On July 29, IIC announced that it had awarded an honorary fellowship to Dr. Stoner. From the IIC press announcement: "The IIC Honorary Fellowship is a distinguished honor awarded in recognition of an individual’s outstanding contribution to heritage conservation, with the first Honorary Fellowship awarded to Edward Forbes in 1958. Among the luminaries of our field who have received this are George Stout, Caroline and Sheldon Keck, and Paulo and Laura Mora, to name just a few. We highlight these names to you specifically as this year’s honoree has known and respected these individuals personally, along with many others who are listed as IIC Honorary Fellows. She has also had the honor to work with them and to record their oral histories for posterity. It is thus befitting and with deep appreciation that the IIC awards this distinguished honor to Joyce Hill Stoner, paintings conservator and Edward F. and Elizabeth Goodman Rosenberg Professor in Material Culture at the University of Delaware." To read more about this award to Dr. Stoner, visit the IIC website here. (A related News in Conservation article is available here.)

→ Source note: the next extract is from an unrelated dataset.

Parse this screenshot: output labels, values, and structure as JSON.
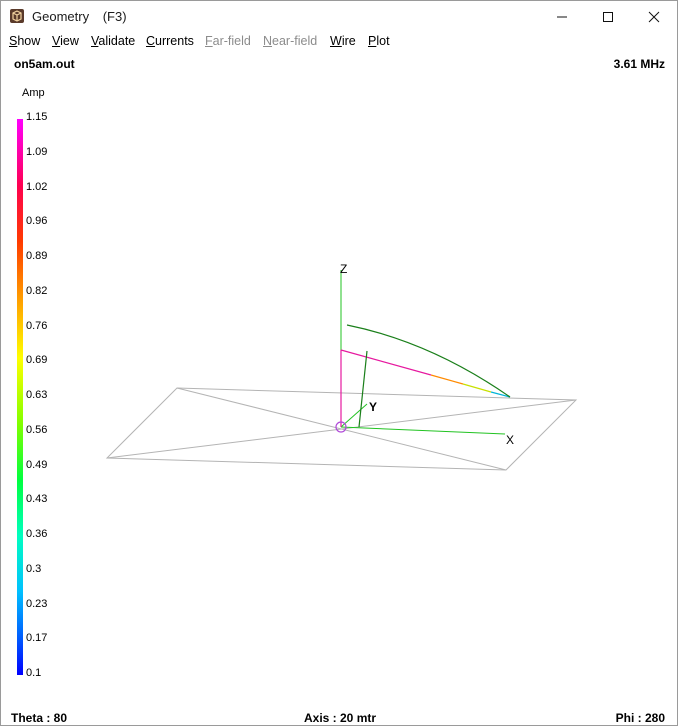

That same day, AIC presented the Sheldon and Caroline Keck Award to Dr. Stoner during an awards ceremony at their annual meeting. The Keck Award recognizes a sustained record of excellence in the education and training of conservation professionals.
From letters of support for Dr. Stoner's AIC award nomination: " As a result of her teaching position at WUDPAC, her leadership of the Preservation Studies Doctoral Program, and her generous, enthusiastic readiness to take countless pre-program interns under her wing, Dr. Stoner has trained an extraordinarily large percentage of the conservators working in the United States and abroad. As a respected and beloved mentor whose teaching has touched the lives of hundreds of students, Dr. Stoner’s positive impact on the conservation profession cannot be overstated."
"From the very beginning of her career, Dr. Stoner has devoted her heart and soul to conservation education with a passionate and pioneering spirit that is truly amazing to reflect upon. Her commitment to teaching began remarkably early in her career when she established the pre-conservation undergraduate major at Virginia Commonwealth University in 1975. She soon joined the faculty at the Winterthur/ University of Delaware Program in Art Conservation as Adjunct Assistant Professor in 1976, where she has taught paintings conservation at the graduate, undergraduate, and pre-program level ever since. In 1989, she established one of the first preservation studies doctoral programs in the United States, which she currently directs at UD. Most recently, she has helped organize the Two-Week Introduction to Practical Conservation (TIP-C) program (alongside Winterthur Museum, the University of Delaware, and the Historically Black Colleges and Universities (HBCU) Art Alliance) to give a hands-on introduction to art conservation to African American students."
"During the past decade Dr. Stoner has directed the Preservation Studies Doctoral Program and chaired the Winterthur/UD Program in Art Conservation Executive Committee, served as Vice President of the International Institute for Conservation, Vice President of the College Art Association Board, an elected member of the U.S. Senate Arts Advisory Committee, the Delaware State Arts Council, the Andrew and Betsy Wyeth Foundation Board, and the UD Faculty Senate, led UD' s first two-week Public Engagement Institute for graduate students in material culture studies, ... presented more than 50 lectures to near-capacity scholarly and public audiences from Japan to the Academy of Lifelong Learning, published 25 scholarly articles and essays, edited two editions of the Conservation of Paintings .... taken her graduate students and other interns to professional conferences and cultural institutions within the NYC and Washington, DC, corridor and around the globe, ... maintained the Oral History File for our profession, ... and was available 24/7 in the paintings conservation laboratory at Winterthur to [any] who requested assistance."
"Dr. Stoner is a tireless advocate for her past and present students: a treasured mentor to those who graduated 30 years ago as well as to current and aspiring students. She remains a steady source of strength, wisdom, and encouragement. She sets the highest example of professionalism and compassion."